Alterations in microRNA expression contribute to fatty acid-induced pancreatic β-cell dysfunction

Abstract

Objective: Visceral obesity and elevated plasma free fatty acids are predisposing factors for Type 2 diabetes. Chronic exposure to these lipids is detrimental for pancreatic β-cells resulting in reduced insulin content, defective insulin secretion and apoptosis. We investigated the involvement in this phenomenon of microRNAs, a class of non-coding RNAs regulating gene expression by sequence-specific inhibition of mRNA translation.

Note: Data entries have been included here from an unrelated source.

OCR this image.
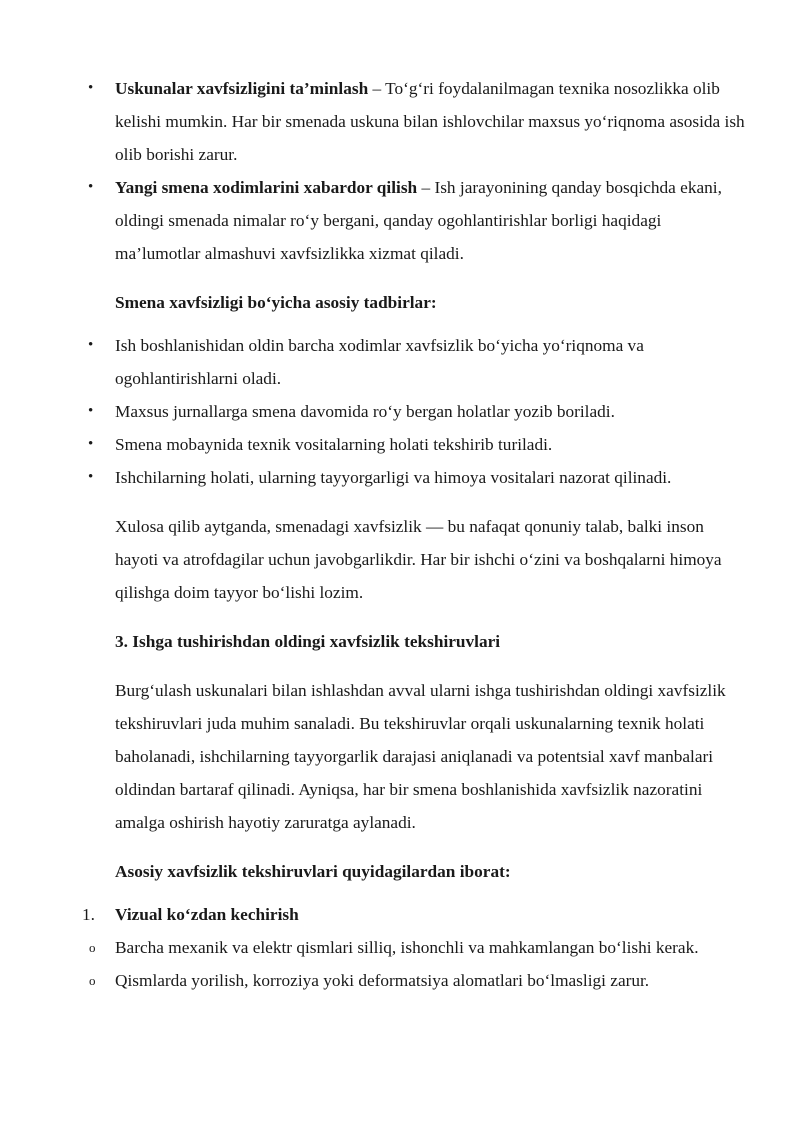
•	Uskunalar xavfsizligini ta’minlash – To‘g‘ri foydalanilmagan texnika nosozlikka olib kelishi mumkin. Har bir smenada uskuna bilan ishlovchilar maxsus yo‘riqnoma asosida ish olib borishi zarur.
•	Yangi smena xodimlarini xabardor qilish – Ish jarayonining qanday bosqichda ekani, oldingi smenada nimalar ro‘y bergani, qanday ogohlantirishlar borligi haqidagi ma’lumotlar almashuvi xavfsizlikka xizmat qiladi.
Smena xavfsizligi bo‘yicha asosiy tadbirlar:
•	Ish boshlanishidan oldin barcha xodimlar xavfsizlik bo‘yicha yo‘riqnoma va ogohlantirishlarni oladi.
•	Maxsus jurnallarga smena davomida ro‘y bergan holatlar yozib boriladi.
•	Smena mobaynida texnik vositalarning holati tekshirib turiladi.
•	Ishchilarning holati, ularning tayyorgarligi va himoya vositalari nazorat qilinadi.
Xulosa qilib aytganda, smenadagi xavfsizlik — bu nafaqat qonuniy talab, balki inson hayoti va atrofdagilar uchun javobgarlikdir. Har bir ishchi o‘zini va boshqalarni himoya qilishga doim tayyor bo‘lishi lozim.
3. Ishga tushirishdan oldingi xavfsizlik tekshiruvlari
Burg‘ulash uskunalari bilan ishlashdan avval ularni ishga tushirishdan oldingi xavfsizlik tekshiruvlari juda muhim sanaladi. Bu tekshiruvlar orqali uskunalarning texnik holati baholanadi, ishchilarning tayyorgarlik darajasi aniqlanadi va potentsial xavf manbalari oldindan bartaraf qilinadi. Ayniqsa, har bir smena boshlanishida xavfsizlik nazoratini amalga oshirish hayotiy zaruratga aylanadi.
Asosiy xavfsizlik tekshiruvlari quyidagilardan iborat:
1.	Vizual ko‘zdan kechirish
o	Barcha mexanik va elektr qismlari silliq, ishonchli va mahkamlangan bo‘lishi kerak.
o	Qismlarda yorilish, korroziya yoki deformatsiya alomatlari bo‘lmasligi zarur.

Research design and methods: We analyzed microRNA expression in insulin-secreting cell lines or pancreatic islets exposed to palmitate for thee days and in islets from diabetic db/db mice. We studied the signaling pathways triggering the changes in microRNA expression and determined the impact of the microRNAs affected by palmitate on insulin secretion and apoptosis.

Results: Prolonged exposure of the β-cell line MIN6B1 and pancreatic islets to palmitate causes a time- and dose-dependent increase of miR34a and miR146. Elevated levels of these microRNAs are observed also in islets of diabetic db/db mice. miR34a rise is linked to activation of p53 and results in sensitization to apoptosis and impaired nutrient-induced secretion. The latter effect is associated with inhibition of the expression of VAMP2, a key player in β-cell exocytosis. Higher miR146 levels do not affect the capacity to release insulin but contribute to increase apoptosis. Treatment with oligonucleotides that block miR34a or miR146 activity partially protects palmitate-treated cells from apoptosis but is insufficient to restore normal secretion.

Conclusions: Our findings suggest that at least part of the detrimental effects of palmitate on β-cells is caused by alterations in the level of specific microRNAs.